The project site is in the south-west of the landlocked country in central Asia, where surface sampling has produced promising results.

“We’ve built the road and we’re going to start drilling in spring,” said Bayoǧlu, who sees gold as a good hedge.

The company’s Kyrgyzstan gold pursuit began with an 80 000 oz gold dump and then advanced to two prospecting rights.

“We’ve finished all the work on the one prospecting right and it looks very promising,” he said.

Centerra Gold of Canada is active in gold mining in the country and a London-listed Russian mining company owns a gold resource contiguous to Menar’s.

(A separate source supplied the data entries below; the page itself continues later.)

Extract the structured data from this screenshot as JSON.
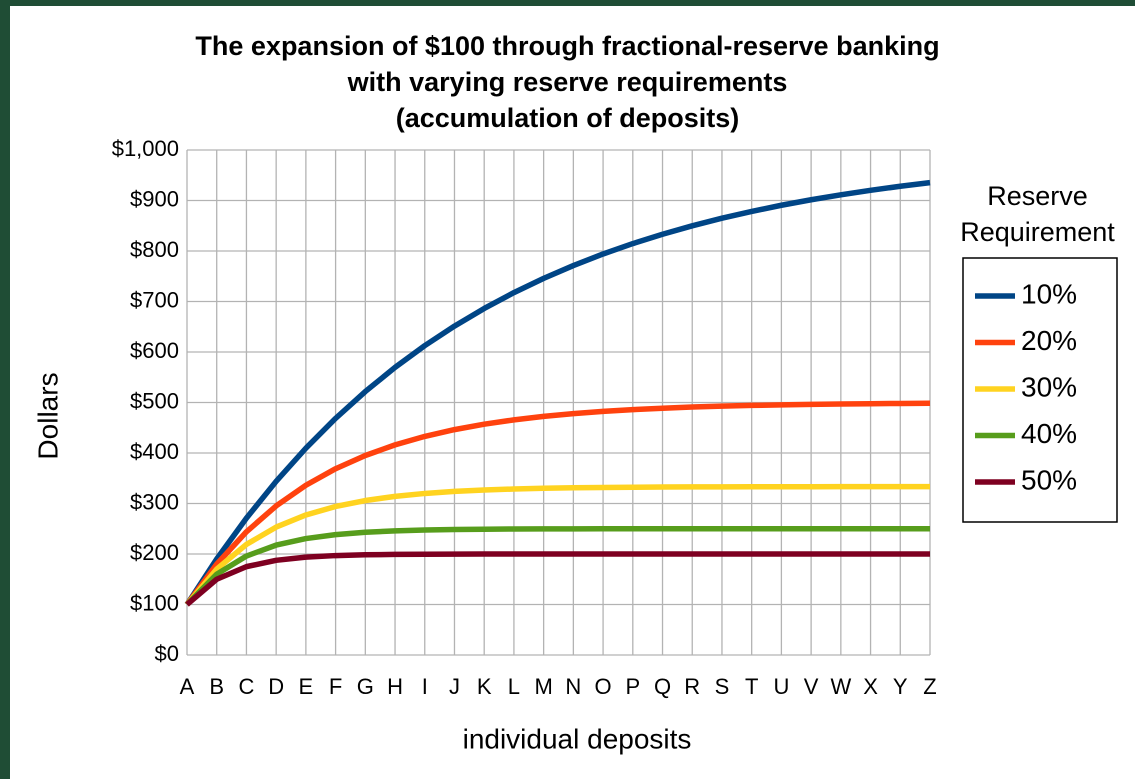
{
  "chart_data": {
    "type": "line",
    "title": "The expansion of $100 through fractional-reserve banking\nwith varying reserve requirements\n(accumulation of deposits)",
    "x_label": "individual deposits",
    "y_label": "Dollars",
    "legend_title": "Reserve\nRequirement",
    "categories": [
      "A",
      "B",
      "C",
      "D",
      "E",
      "F",
      "G",
      "H",
      "I",
      "J",
      "K",
      "L",
      "M",
      "N",
      "O",
      "P",
      "Q",
      "R",
      "S",
      "T",
      "U",
      "V",
      "W",
      "X",
      "Y",
      "Z"
    ],
    "ylim": [
      0,
      1000
    ],
    "yticks": [
      {
        "value": 0,
        "label": "$0"
      },
      {
        "value": 100,
        "label": "$100"
      },
      {
        "value": 200,
        "label": "$200"
      },
      {
        "value": 300,
        "label": "$300"
      },
      {
        "value": 400,
        "label": "$400"
      },
      {
        "value": 500,
        "label": "$500"
      },
      {
        "value": 600,
        "label": "$600"
      },
      {
        "value": 700,
        "label": "$700"
      },
      {
        "value": 800,
        "label": "$800"
      },
      {
        "value": 900,
        "label": "$900"
      },
      {
        "value": 1000,
        "label": "$1,000"
      }
    ],
    "grid": true,
    "legend": "right",
    "series": [
      {
        "name": "10%",
        "color": "#004586",
        "values": [
          100,
          190,
          271,
          343.9,
          409.5,
          468.6,
          521.7,
          569.5,
          612.6,
          651.3,
          686.2,
          717.6,
          745.8,
          771.2,
          794.1,
          814.7,
          833.2,
          849.9,
          864.9,
          878.4,
          890.6,
          901.5,
          911.3,
          920.2,
          928.2,
          935.4
        ]
      },
      {
        "name": "20%",
        "color": "#ff420e",
        "values": [
          100,
          180,
          244,
          295.2,
          336.2,
          368.9,
          395.1,
          416.1,
          432.9,
          446.3,
          457.1,
          465.6,
          472.5,
          478.0,
          482.4,
          485.9,
          488.7,
          491.0,
          492.8,
          494.2,
          495.4,
          496.3,
          497.0,
          497.6,
          498.1,
          498.5
        ]
      },
      {
        "name": "30%",
        "color": "#ffd320",
        "values": [
          100,
          170,
          219,
          253.3,
          277.3,
          294.1,
          305.9,
          314.1,
          319.9,
          323.9,
          326.8,
          328.7,
          330.1,
          331.1,
          331.8,
          332.2,
          332.6,
          332.8,
          333.0,
          333.1,
          333.2,
          333.2,
          333.3,
          333.3,
          333.3,
          333.3
        ]
      },
      {
        "name": "40%",
        "color": "#579d1c",
        "values": [
          100,
          160,
          196,
          217.6,
          230.6,
          238.4,
          243.0,
          245.8,
          247.5,
          248.5,
          249.1,
          249.5,
          249.7,
          249.8,
          249.9,
          249.9,
          250,
          250,
          250,
          250,
          250,
          250,
          250,
          250,
          250,
          250
        ]
      },
      {
        "name": "50%",
        "color": "#7e0021",
        "values": [
          100,
          150,
          175,
          187.5,
          193.8,
          196.9,
          198.4,
          199.2,
          199.6,
          199.8,
          199.9,
          200,
          200,
          200,
          200,
          200,
          200,
          200,
          200,
          200,
          200,
          200,
          200,
          200,
          200,
          200
        ]
      }
    ]
  }
}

In South Africa, Menar controls and manages Canyon Coal, Zululand Anthracite Colliery, Kangra Coal and Sitatunga Resources. Canyon, which operates collieries and processing plants in the Mpumalanga and Gauteng provinces, is also involved in local exploration projects.

Its strategy is to focus on developing its coal projects while diversifying into other minerals. 

The group’s first manganese operation, in the Northern Cape, is unfolding, while due diligence is under way on two other manganese projects in the same province.

“We’re very interested in manganese mining,” Bayoǧlu emphasised to Mining Weekly.

Copper in South Africa; chrome in South Africa and Zimbabwe; copper/cobalt in the Democratic Republic of Congo; and nickel/cobalt in Turkey, are also in the company’s project sights.

“We need to do the right thing with the right projects. To establish a mine in a new country is not that easy and it must be worth it to do so. If we find the right project in another country, then yes, we’ll look at it. We’re still interested in Zimbabwe. I think chrome is interesting in Zimbabwe but, again, you need to find something sizeable that’s really worth spending your time to develop.

“What we’re very wary of doing is investing in a country where the goal posts are changed all the time. We don’t want to touch those countries. So, it’s very critical for the mining companies and investors to work in environments where there is rule of law and freedom of speech. These are crucial things and that’s why I believe that South Africa is a very good jurisdiction because there are values here, there are principles and government is very careful about preserving these principles. That’s why we’re still having foreign direct investment coming in,” he said.

At this stage of its growth phase, Menar does not distribute dividends but uses the cash it generates to create new mines. The only outside funding it uses is equipment funding provided by equipment manufacturers.

All the cash generated within the business is channelled back into the business to develop new projects.

It engages in concurrent mine rehabilitation and advances with environmental authorisation and water-use licensing. It runs lean operations that can continue when prices are low. 

The group expects to be producing 20-million tons of coal from 2021/22 and is prepared to offer Eskom all the coal it produces, depending on Eskom’s needs.

“It’s critical to have coal mines because by 2030, according to the Integrated Resource Plan, Eskom will still have 33 000 MW of coal-fired power capacity, requiring about 100-million to 110-million tons of coal,” Bayoǧlu said.

Menar’s strategy is to focus on developing its coal projects while diversifying into other minerals.

Last year, Menar acquired East Manganese, in the Northern Cape, through its mining development subsidiary Sitatunga Resources. A water-use licence for East Manganese is expected soon. 

Currently, Menar, which has a coal reserve of 1.3-billion tons, produces about 10-million tons of coal a year and one-million tons of anthracite a year. 

Headquartered in Luxembourg, but overwhelmingly active in South Africa, Menar has been operational for 15 years, five years of which have been characterised by a close working relationship with the large, globally active Swiss trading company Mercuria.